Kinga, czyżby znajomo wyglądająca niechęć współczesnych do klasyków?
Ja tam widzę, że taniec współczesny w Polsce jest do d... m.in. dlatego, że klasykę ma w głebokim poważaniu. Nie mogę już patrzec na ten "taniec konceptualny", w którym techniki jest tyle, co się ludzie po warsztatach kaliskich czy bytomskich nauczyli, a często nawet i tego nie umieją, za to podniecenie sobą, oddychanie, ściemnianie - oj tak, tak.... Juz wolę porządne przygotowanie klasyczne u tancerzy (nieważne, czy baletowych, współczesnych, ludowych czy jakich tam się chce), przynjamniej daje się to oglądać bez bolu zębów. Swoja drogą nikt nie każe zamykać się w jednej technice i po szkole baletowej tanczyć tylko w klasycznym repertuarze jesli uważa, że to "śpiew kastratów" i emocji w tym nie ma. Ciekawe, że nikt sie nie czepia "Don Giovanniego" i "Turandota", za to "Jezioro.." zawsze musi byc obśmiane. Profesjonalne zespoły tanca wspołczesnego za granicą mają u siebie tancerzy po klasyce i to widać i chce się ich oglądać! A u nas? Amatorszczyzna, nie wiadomo czy śmiać się czy płakać.. Techniki klasycznej nie nadrobi się po latach i gdybym miała dziecku marzącemu o karierze tancerza jakos przygototwać grunt, to tylko szkołą baletową. Reszty się mozna nauczyc później, a baza klasyczna jest bazą i już.
I jeszcze o tym mitycznym "środowisku". Czy ktoś ma pretensje do malarzy, spiewaków, aktorów - że żyją inaczej niż pani mająca gromadkę dzieci i wyrwająca chwasty z ogródka? Skoro komus taniec w duszy gra, albo aktorstwo, albo granie na harfie, albo skok o tyczce, to niechże sobie to robi i kieruje swoje wysilki w strone robienia tego profesjonalnie, zwłaszcza póki młody. Btw, nikt tez nie wypomina informatykowi, że ślęczy przed kompem, psuje wzrok, kręgosłup i wirtualka go wciąga.
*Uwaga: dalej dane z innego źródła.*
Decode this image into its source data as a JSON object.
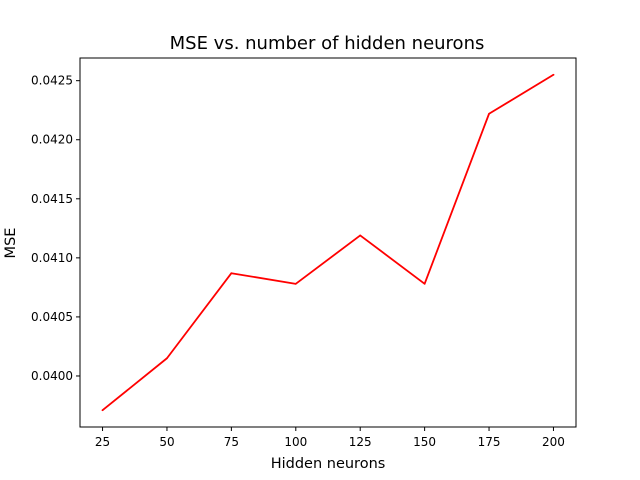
{
  "chart_data": {
    "type": "line",
    "title": "MSE vs. number of hidden neurons",
    "xlabel": "Hidden neurons",
    "ylabel": "MSE",
    "x": [
      25,
      50,
      75,
      100,
      125,
      150,
      175,
      200
    ],
    "series": [
      {
        "values": [
          0.03971,
          0.04015,
          0.04087,
          0.04078,
          0.04119,
          0.04078,
          0.04222,
          0.04255
        ],
        "color": "#ff0000"
      }
    ],
    "x_ticks": [
      "25",
      "50",
      "75",
      "100",
      "125",
      "150",
      "175",
      "200"
    ],
    "y_ticks": [
      "0.0400",
      "0.0405",
      "0.0410",
      "0.0415",
      "0.0420",
      "0.0425"
    ],
    "xlim": [
      16.25,
      208.75
    ],
    "ylim": [
      0.039568,
      0.042692
    ],
    "grid": false,
    "legend": "none"
  }
}
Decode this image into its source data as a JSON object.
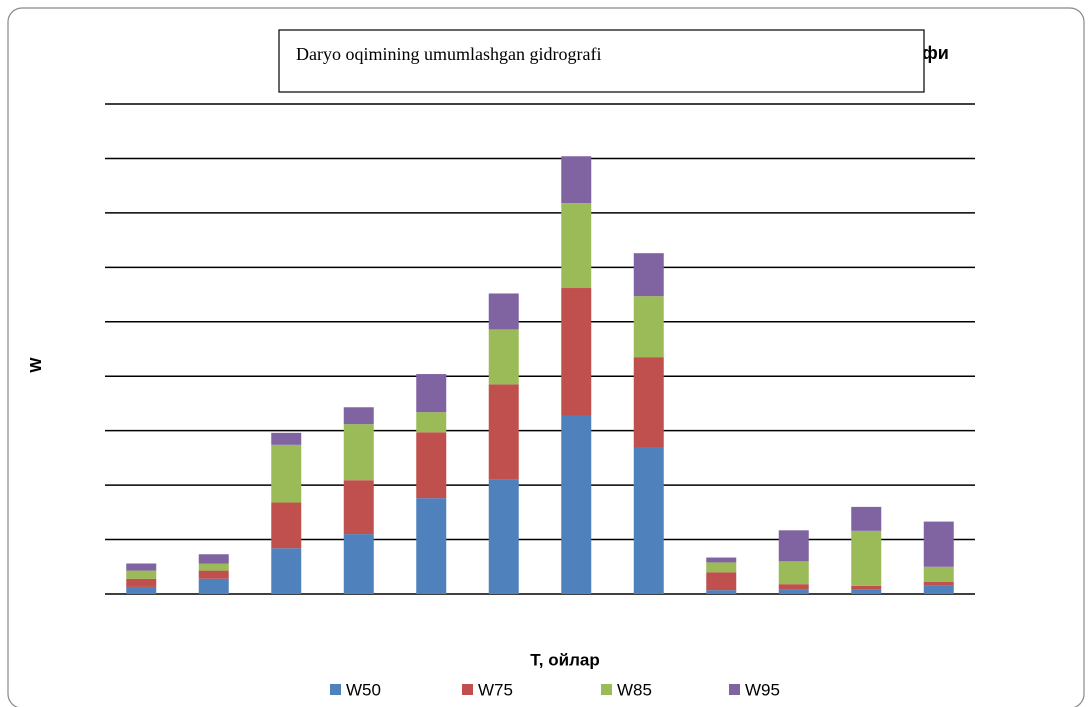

szkoda, że nie można teraz zobaczyć w tv na normalnym programie jakiegoś pieknego baletu.. Pamiętam te seanse z dzieciństwa - "Dziadek do orzechów", "Bajadera"..Wtedy nawet laik nie chodzący do teatru mógł się "zarazić" pieknem tańca.
co do tytułu wątku - jeszcze mój syn jest za maly, ale gdyby chciał "chodzić" na balet to problemów bym nie robial tylko dlatego, że komuś się ta technika z gejami lub rajtuzami kojarzy.
edit. tyle miętoliłam tego posta, że wyszedł od czapy No ale niech zostanie jak jest.
@maliwiju ... wracając do tematu, zagrożenia, o których wspominasz dotyczą głównie dziewczynek z powodu wspomnianego: wyścig szczurów to przy tym pikuś! Paradoksalnie chłopcy w balecie nie są tak obciążeni. Toż to seksizm, powiedziałyby feministki
Moja znajoma baletnica tez tak mówi. U kobiet szalona rywalizacja. I faktycznie cięzko w najlepszym wieku odpuścić sobie lata ciężkiej harówki, żeby zając się rodzeniem i wychowaniem dzieci. Moja znajoma zdążyła chwilę przed 40 ale widzę, jak mimo tego ze jest osobą religijną i uduchowioną, nadmierne ambicje i rywalizacja wpływają na jej postrzeganie świata...
Moja kuzynka tańczyła właśnie w Polskim Teatrze Tańca. Dzieci brak. Z czasów kiedy się z nią widywalam pamiętam głównie kontuzje i wręcz wyniszczenie, życie całkiem pod dyktando pracy.
Ja miałam być przez długi czas muzykiem,wiem co to jest ćwiczyć codziennie po4-5 h, ale to nadal nieporównywalne. Nie chce patrzeć na to jak ktoś się wyniszcza dla moich wrażeń estetycznych.
U nas potrzeba ćwiczenia baletu została zaspokojona w przypadku pierworodnej. Odsiedzieliśmy swoje w poczekalni na Moliera, napatrzyliśmy się na różowe spódniczki i na tym się skończyło.
Z perspektywy lat oceniam to jako przejaw pewnego snobizmu, mody wśród rodziców małych dziewczynek.
O to tak tak u nas ... z tym, że pierworodna ćwiczy na Moliera już 5 rok (czysto rekreacyjnie, konserwatystka). Młodsza mimo pierwotnej fascynacji wylądowała w szkole muzycznej (lubi zmiany).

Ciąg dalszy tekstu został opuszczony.